Kevin Long

No. 33
- Position: Running back

Personal information
- Born: January 20, 1955 Clinton, South Carolina, U.S.
- Died: September 10, 2024 (aged 69)
- Listed height: 6 ft 1 in (1.85 m)
- Listed weight: 212 lb (96 kg)

Career information
- High school: Clinton
- College: South Carolina
- NFL draft: 1977: 7th round, 195th overall pick

Career history
- New York Jets (1977–1981); Chicago Blitz (1983); Arizona Wranglers (1984); Arizona Outlaws (1985);

Career NFL statistics
- Rushing attempts: 574
- Rushing yards: 2,190
- Rushing TDs: 25
- Stats at Pro Football Reference

= Kevin Long (running back) =

American football player (1955–2024)

Kevin Fernando Long (January 20, 1955 – September 10, 2024) was an American professional football player who was a running back in the National Football League (NFL) and United States Football League (USFL). He played college football for the South Carolina Gamecocks.

==College==
Long attended the University of South Carolina and was a standout fullback for the Gamecocks. He rushed for 2,372 yards, ranked eighth overall on Carolina's all-time list as of 2006. His average per rush was 5.3 yards and he was the first Gamecock player to compile 1,000 yards in a season (1975).

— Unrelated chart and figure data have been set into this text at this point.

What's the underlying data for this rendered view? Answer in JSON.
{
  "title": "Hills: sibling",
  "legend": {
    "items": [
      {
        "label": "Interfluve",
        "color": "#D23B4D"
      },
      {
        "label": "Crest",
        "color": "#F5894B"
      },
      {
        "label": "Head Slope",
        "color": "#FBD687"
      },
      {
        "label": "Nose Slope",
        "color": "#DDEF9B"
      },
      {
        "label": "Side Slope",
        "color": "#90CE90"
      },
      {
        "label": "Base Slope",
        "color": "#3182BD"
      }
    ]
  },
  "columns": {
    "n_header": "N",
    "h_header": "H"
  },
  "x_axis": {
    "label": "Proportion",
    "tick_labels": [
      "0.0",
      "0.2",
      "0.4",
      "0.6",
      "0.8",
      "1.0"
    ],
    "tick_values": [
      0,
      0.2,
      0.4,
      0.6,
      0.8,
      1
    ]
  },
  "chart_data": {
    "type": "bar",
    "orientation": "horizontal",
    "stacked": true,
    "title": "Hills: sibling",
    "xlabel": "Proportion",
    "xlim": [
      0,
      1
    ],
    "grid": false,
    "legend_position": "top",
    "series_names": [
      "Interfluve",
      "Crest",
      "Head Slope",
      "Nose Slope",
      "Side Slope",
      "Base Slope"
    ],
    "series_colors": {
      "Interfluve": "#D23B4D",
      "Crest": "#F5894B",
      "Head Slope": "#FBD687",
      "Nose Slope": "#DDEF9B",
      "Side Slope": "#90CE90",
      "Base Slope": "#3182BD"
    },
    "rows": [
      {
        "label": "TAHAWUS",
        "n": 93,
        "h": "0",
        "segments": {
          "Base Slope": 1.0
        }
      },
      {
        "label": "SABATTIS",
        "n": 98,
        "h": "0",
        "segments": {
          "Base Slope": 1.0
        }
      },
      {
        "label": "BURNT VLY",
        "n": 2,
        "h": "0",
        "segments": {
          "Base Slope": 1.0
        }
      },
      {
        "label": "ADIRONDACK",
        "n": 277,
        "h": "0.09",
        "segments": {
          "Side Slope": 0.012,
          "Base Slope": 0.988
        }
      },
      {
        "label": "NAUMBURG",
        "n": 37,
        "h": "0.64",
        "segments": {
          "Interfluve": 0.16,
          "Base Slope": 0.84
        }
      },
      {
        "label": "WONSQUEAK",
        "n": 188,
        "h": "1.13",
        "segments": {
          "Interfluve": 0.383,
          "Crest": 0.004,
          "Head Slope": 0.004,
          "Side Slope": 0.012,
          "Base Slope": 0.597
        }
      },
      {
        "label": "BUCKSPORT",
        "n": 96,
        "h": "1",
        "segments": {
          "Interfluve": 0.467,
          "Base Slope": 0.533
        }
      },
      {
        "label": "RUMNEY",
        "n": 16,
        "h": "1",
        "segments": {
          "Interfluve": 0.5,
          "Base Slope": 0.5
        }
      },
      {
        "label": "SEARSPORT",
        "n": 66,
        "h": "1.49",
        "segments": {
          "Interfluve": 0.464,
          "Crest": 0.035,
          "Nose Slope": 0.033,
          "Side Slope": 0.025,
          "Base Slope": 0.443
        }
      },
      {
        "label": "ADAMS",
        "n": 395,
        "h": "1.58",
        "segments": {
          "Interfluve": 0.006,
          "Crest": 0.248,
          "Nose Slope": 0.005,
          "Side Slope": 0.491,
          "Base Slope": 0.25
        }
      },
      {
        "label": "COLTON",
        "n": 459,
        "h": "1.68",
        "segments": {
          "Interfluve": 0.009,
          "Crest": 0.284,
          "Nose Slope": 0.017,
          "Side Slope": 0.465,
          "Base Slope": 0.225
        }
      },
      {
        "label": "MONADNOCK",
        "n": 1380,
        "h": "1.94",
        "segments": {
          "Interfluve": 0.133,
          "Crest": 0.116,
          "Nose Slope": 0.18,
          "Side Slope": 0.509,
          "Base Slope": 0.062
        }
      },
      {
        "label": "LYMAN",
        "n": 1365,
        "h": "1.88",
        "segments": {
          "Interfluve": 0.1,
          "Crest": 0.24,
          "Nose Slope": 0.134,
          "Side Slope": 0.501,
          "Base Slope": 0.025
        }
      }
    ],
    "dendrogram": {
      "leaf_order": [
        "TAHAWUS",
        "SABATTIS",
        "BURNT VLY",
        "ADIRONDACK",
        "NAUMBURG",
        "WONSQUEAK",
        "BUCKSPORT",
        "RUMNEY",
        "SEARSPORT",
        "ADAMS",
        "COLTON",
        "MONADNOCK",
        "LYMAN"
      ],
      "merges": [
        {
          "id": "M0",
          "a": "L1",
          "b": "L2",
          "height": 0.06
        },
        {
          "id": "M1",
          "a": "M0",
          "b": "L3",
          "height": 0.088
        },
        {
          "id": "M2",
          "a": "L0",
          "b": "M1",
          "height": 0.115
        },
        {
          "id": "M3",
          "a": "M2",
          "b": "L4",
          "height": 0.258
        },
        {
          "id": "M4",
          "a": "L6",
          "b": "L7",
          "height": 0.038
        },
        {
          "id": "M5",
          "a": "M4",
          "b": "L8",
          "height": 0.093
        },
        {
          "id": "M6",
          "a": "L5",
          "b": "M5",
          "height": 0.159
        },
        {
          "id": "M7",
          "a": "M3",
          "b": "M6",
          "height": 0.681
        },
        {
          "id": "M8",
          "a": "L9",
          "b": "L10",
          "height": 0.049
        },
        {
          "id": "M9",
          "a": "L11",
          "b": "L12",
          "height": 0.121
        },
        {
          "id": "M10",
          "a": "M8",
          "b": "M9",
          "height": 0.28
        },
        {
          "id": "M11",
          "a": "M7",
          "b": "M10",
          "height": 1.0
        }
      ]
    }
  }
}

In 2002, Long was inducted into the University of South Carolina Athletic Hall of Fame, and in 2003, into the State of South Carolina Athletic Hall of Fame.

==NFL/USFL==
Long was selected in the 7th round (195th overall) by the New York Jets in the 1977 NFL draft and played five solid seasons for the Jets, until 1981. However, he is probably best remembered as a former USFL player. He played three seasons in the newly formed league, first for the Chicago Blitz in 1983, and then for the Arizona Wranglers in 1984. Due to the full-team trade that occurred during the first off-season between Chicago and Arizona, the 1984 Arizona team was basically the same team that had played in Chicago in 1983. After the 1984 season, Arizona then merged with the Oklahoma Outlaws franchise, and he played for the new Arizona Outlaws team in 1985.

==NFL career statistics==

Legend
| Bold | Career high |

===Regular season===

| Year | Team | Games |  | Rushing |  |  |  |  | Receiving |  |  |  |  |
| GP | GS | Att | Yds | Avg | Lng | TD | Rec | Yds | Avg | Lng | TD |
| 1977 | NYJ | 14 | 4 | 56 | 170 | 3.0 | 12 | 0 | 5 | 17 | 3.4 | 7 | 0 |
| 1978 | NYJ | 16 | 16 | 214 | 954 | 4.5 | 27 | 10 | 26 | 204 | 7.8 | 17 | 0 |
| 1979 | NYJ | 12 | 6 | 116 | 442 | 3.8 | 25 | 7 | 10 | 115 | 11.5 | 27 | 0 |
| 1980 | NYJ | 15 | 7 | 115 | 355 | 3.1 | 18 | 6 | 20 | 137 | 6.9 | 16 | 0 |
| 1981 | NYJ | 16 | 0 | 73 | 269 | 3.7 | 19 | 2 | 13 | 66 | 5.1 | 18 | 3 |
|  |  | 73 | 33 | 574 | 2,190 | 3.8 | 27 | 25 | 74 | 539 | 7.3 | 27 | 3 |

===Playoffs===

| Year | Team | Games |  | Rushing |  |  |  |  | Receiving |  |  |  |  |
| GP | GS | Att | Yds | Avg | Lng | TD | Rec | Yds | Avg | Lng | TD |
| 1981 | NYJ | 1 | 0 | 8 | 28 | 3.5 | 8 | 1 | 0 | 0 | 0.0 | 0 | 0 |
|  |  | 1 | 0 | 8 | 28 | 3.5 | 8 | 1 | 0 | 0 | 0.0 | 0 | 0 |

==Personal life and death==
Long worked in sales for a vending machine company. He was married and had three daughters. His eldest daughter won a track and field scholarship to the University of Georgia. His second daughter plays volleyball at the College of Charleston. Long died on September 10, 2024, at the age of 69.